Sábado/ 12° dia de quarentena

Sonho 1: Uma festa de gala. Diversas mesas redondas no salão. Vestidos longos. Alguém me beija no rosto e eu fico preocupada.

Sonho 2: Caminho no calçadão do Centro de alguma cidade. Pessoas circulando. Aos poucos, dou-me conta que, entre elas, há muitas ciganas. Passam por mim com um sorriso enigmático. Não falam, nem me pedem nada.

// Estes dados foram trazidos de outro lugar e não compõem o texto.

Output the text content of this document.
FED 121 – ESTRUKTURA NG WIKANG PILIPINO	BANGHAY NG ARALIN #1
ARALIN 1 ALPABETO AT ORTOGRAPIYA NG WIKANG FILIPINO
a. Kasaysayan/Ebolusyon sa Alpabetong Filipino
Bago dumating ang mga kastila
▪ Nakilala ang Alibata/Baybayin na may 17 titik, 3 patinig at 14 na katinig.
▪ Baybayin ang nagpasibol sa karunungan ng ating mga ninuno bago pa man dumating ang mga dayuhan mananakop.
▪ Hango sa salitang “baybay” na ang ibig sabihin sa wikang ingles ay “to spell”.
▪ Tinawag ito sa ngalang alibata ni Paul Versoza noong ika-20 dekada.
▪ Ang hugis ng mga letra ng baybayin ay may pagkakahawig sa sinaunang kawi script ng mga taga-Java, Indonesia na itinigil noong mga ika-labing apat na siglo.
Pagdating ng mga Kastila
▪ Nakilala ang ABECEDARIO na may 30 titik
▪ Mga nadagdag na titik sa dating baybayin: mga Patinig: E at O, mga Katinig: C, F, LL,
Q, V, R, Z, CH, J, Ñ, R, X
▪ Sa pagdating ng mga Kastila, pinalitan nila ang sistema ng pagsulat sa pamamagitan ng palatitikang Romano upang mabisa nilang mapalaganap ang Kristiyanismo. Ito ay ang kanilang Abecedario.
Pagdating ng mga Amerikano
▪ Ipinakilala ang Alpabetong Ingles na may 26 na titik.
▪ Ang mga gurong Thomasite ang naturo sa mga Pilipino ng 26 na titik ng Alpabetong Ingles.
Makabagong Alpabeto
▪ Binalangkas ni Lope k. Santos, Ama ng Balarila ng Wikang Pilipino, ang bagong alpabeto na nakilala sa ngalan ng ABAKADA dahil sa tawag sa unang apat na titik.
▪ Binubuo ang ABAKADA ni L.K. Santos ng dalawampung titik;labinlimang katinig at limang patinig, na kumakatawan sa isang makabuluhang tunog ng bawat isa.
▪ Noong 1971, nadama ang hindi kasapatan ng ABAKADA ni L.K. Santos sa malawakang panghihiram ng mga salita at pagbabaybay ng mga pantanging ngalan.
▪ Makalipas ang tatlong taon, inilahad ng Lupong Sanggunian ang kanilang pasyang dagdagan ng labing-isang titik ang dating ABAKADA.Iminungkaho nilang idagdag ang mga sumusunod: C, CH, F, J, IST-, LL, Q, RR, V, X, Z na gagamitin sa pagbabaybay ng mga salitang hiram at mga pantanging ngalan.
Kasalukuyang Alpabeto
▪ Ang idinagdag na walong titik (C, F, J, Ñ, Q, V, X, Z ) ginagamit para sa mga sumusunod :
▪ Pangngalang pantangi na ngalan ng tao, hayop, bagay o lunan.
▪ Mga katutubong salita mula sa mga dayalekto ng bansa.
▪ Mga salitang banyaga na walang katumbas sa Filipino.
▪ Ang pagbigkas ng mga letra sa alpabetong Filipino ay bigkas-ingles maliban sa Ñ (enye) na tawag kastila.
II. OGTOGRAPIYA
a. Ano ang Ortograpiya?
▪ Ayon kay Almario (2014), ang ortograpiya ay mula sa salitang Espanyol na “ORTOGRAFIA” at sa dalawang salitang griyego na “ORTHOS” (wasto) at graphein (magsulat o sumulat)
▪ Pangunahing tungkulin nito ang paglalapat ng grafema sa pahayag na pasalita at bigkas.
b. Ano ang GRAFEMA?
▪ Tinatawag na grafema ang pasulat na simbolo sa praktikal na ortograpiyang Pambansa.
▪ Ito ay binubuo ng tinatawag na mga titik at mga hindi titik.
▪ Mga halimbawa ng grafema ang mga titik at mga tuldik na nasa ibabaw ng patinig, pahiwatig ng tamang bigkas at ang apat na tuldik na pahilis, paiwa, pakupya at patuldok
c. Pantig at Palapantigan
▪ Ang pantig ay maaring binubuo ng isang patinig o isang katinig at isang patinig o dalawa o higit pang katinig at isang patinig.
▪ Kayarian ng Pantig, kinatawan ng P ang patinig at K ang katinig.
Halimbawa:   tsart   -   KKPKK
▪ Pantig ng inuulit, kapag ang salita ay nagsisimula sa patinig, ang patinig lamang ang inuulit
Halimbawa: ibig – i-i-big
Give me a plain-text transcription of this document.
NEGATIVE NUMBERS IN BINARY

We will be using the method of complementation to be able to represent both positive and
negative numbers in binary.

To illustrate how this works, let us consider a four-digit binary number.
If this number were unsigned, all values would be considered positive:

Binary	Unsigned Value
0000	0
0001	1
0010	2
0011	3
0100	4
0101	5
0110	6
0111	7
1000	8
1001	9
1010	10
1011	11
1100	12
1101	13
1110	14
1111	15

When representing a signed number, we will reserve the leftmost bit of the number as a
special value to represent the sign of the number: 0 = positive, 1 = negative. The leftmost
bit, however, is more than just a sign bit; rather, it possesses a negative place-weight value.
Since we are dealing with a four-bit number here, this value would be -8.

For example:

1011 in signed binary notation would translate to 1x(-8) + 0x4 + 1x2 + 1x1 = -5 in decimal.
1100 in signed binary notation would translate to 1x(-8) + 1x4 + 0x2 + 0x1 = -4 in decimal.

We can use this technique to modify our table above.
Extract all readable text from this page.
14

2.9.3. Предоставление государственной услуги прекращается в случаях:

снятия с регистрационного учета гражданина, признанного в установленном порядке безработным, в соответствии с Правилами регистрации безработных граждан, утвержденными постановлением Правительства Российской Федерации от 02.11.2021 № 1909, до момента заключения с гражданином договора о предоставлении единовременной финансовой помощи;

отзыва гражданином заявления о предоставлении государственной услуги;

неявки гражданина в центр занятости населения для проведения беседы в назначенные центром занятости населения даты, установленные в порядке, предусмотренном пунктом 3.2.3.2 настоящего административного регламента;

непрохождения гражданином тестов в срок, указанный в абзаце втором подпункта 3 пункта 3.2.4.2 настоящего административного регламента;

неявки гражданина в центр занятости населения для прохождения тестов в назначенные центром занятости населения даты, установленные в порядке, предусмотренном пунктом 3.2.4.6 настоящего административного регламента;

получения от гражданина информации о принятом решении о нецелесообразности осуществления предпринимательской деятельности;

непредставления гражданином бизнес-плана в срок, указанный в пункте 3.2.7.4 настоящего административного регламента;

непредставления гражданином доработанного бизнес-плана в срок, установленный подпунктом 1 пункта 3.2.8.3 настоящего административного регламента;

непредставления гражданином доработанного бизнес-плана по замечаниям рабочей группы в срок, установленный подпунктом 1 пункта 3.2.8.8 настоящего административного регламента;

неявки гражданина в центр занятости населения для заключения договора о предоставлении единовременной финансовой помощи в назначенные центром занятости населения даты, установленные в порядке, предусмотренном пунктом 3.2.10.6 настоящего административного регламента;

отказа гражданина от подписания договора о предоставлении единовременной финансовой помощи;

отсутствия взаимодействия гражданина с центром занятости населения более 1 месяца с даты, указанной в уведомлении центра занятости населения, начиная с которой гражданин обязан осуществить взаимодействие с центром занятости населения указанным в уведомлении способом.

Meu dia preferido da semana. Há alguma promessa nas manhãs de sábado, uma esperança abstrata demais para eu defini-la. Melhor assim, o segredo.

*

Abro a janela do quarto. Pouco movimento na rua, levando em conta que seja sábado. Algumas pessoas insistem em suas corridas e caminhadas. Outras voltam da feira, do mercado. Retirei parte da rede de proteção da janela para enxergar mais adiante. Também para saber de onde vinha o barulho: do café aqui ao lado. Eram 9h quando escutei batidas, ruído de destroços caindo, serraram algum metal. Eu ainda estava deitada e com olhos fechados quando imaginei as faíscas luminosas em várias direções. Tudo chama a atenção agora. Qualquer sussurro grita.

Fiquei um bom tempo apoiada na janela. O seu Gerson, o chaveiro, concentrado, varrendo a calçada. Uma mulher caminhou por cima do montinho de areia, espalhando parte da sujeira. Não estou sozinha. Vejo que o cara do mercadinho da esquina observa o vai e vem da vassoura, que parece nova. No prédio da frente, o Gato Amarelo aproveita o sol, se distrai com algo invisível a mim. Logo ele deixa a diversão de lado e se espreguiça. Quero que o gato me ensine a sobreviver à quarentena.

*

Hoje o Jeferson foi ao mercado. Era a vez dele. Estamos nos revezando. As compras são feitas uma, duas vezes por semana, no máximo. Isso, para evitar nossa exposição - e porque é extremamente cansativo sair de casa. Precisamos adotar inúmeras medidas higiênicas: ele chegou, foi direto ao banho. Eu coloquei todos os produtos dentro da pia e lavei um a um. Impossível não refletir a que ponto chegamos. Lavei meia dúzia de ovos. Quebrei um deles em minha mão. Talvez eu tenha exagerado na força - eu sempre exagero na força. Nas embalagens de papel, passei um desinfetante. Em seguida, limpamos a casa com um pano molhado etc etc.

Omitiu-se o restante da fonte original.